Denn der BFH hat in seiner Entscheidung zur Anwendung des Sanierungserlasses auf Altfälle (vgl. BFH-Urteil vom 23.08.2017 I R 52/14, BStBl II 2018, 232) festgestellt, es obliege dem Gesetzgeber, der eine steuerliche Begünstigungsregelung einführt, nachdem sich durch eine Gerichtsentscheidung herausgestellt hat, dass eine bislang im Billigkeitsweg durchgeführte Verwaltungspraxis gegen das Legalitätsprinzip verstößt, ob und auf welche Weise die gesetzliche Begünstigung auf Altfälle anzuwenden sei. Daran ändere sich nichts dadurch, dass sich die gesetzlichen Neuregelungen (Steuerbefreiungstatbestände) auf der Ebene der Steuerfestsetzung auswirkten, während über die Begünstigungen nach dem sog. Sanierungserlass im Billigkeitsverfahren zu entscheiden gewesen sei. Es hätte nichts dagegen gesprochen, auch jene Altfälle in eine gesetzliche Übergangsregelung einzubeziehen, in denen die Billigkeitsverfahren noch offen, die Steuern (unter Einbeziehung der Sanierungsgewinne) aber bereits bestandskräftig festgesetzt worden seien. Trotz dieses ausdrücklichen Hinweises des BFH auf die Möglichkeit und Notwendigkeit einer gesetzlichen Regelung lassen sich weder dem Gesetzestext noch den Gesetzesmaterialien Anhaltspunkte für einen derartigen Regelungsinhalt entnehmen.

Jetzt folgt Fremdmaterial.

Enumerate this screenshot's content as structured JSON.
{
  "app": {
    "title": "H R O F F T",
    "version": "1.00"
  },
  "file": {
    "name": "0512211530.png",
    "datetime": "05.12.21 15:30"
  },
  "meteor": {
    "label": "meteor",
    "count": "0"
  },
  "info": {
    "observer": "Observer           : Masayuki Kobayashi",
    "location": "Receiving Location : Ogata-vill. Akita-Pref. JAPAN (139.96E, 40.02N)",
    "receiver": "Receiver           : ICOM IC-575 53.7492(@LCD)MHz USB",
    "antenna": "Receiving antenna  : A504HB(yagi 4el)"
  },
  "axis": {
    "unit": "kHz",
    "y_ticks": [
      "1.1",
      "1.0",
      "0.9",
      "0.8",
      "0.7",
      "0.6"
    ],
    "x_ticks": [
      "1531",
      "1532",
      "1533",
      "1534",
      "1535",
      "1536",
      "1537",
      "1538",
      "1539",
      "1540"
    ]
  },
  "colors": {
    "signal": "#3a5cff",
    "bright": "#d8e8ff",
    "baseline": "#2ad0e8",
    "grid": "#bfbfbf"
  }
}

394. Schließlich erscheint die Ablehnung der von den Klägern begehrten Ermessenentscheidungen durch den Beklagten auch deshalb nicht ermessenswidrig, weil eine Verpflichtung des Beklagten zur Gewährung der von den Klägern begehrten Stundung mit anschließendem Erlass der Einkommensteuer 2011 bzw. der begehrten abweichenden Steuerfestsetzung nicht eine Billigkeitsmaßnahme in einem atypischen Einzelfall beträfe, sondern faktisch darauf hinausliefe, die vom Gesetzgeber beschlossene Geltungsanordnung des § 52 Abs. 4a Satz 3 EStG für alle bestandskräftig gewordenen Festsetzungen bzw. Feststelllungen, also die weit überwiegende Mehrheit der von der Regelung betroffenen Altfälle außer Kraft zu setzen . Da eine Billigkeitsentscheidung aber nicht die Wertung des Gesetzes durchbrechen oder korrigieren, sondern nur einem ungewollten Überhang des gesetzlichen Steuertatbestandes abhelfen darf (vgl. BFH-Urteil vom 21.08.2012 IX R 39/10, BFH/NV 2013, 11) kann sie keine Anwendung in Fällen finden, die – wie vorliegend die Regelung zum Anwendungsbereich von § 3a EStG – auch einer abstrakten Regelung des Gesetzgebers zugänglich sind (vgl. BFH-Beschluss vom 28.11.2016 GrS 1/15, BStBl II 2017, 393 Rz. 112, 123).
II. Die Kostenentscheidung folgt aus § 135 Abs. 1 FGO.
III. Die Revision war zuzulassen, da die Rechtssache grundsätzliche Bedeutung hat (§ 115 Abs. 2 Nr. 1 FGO).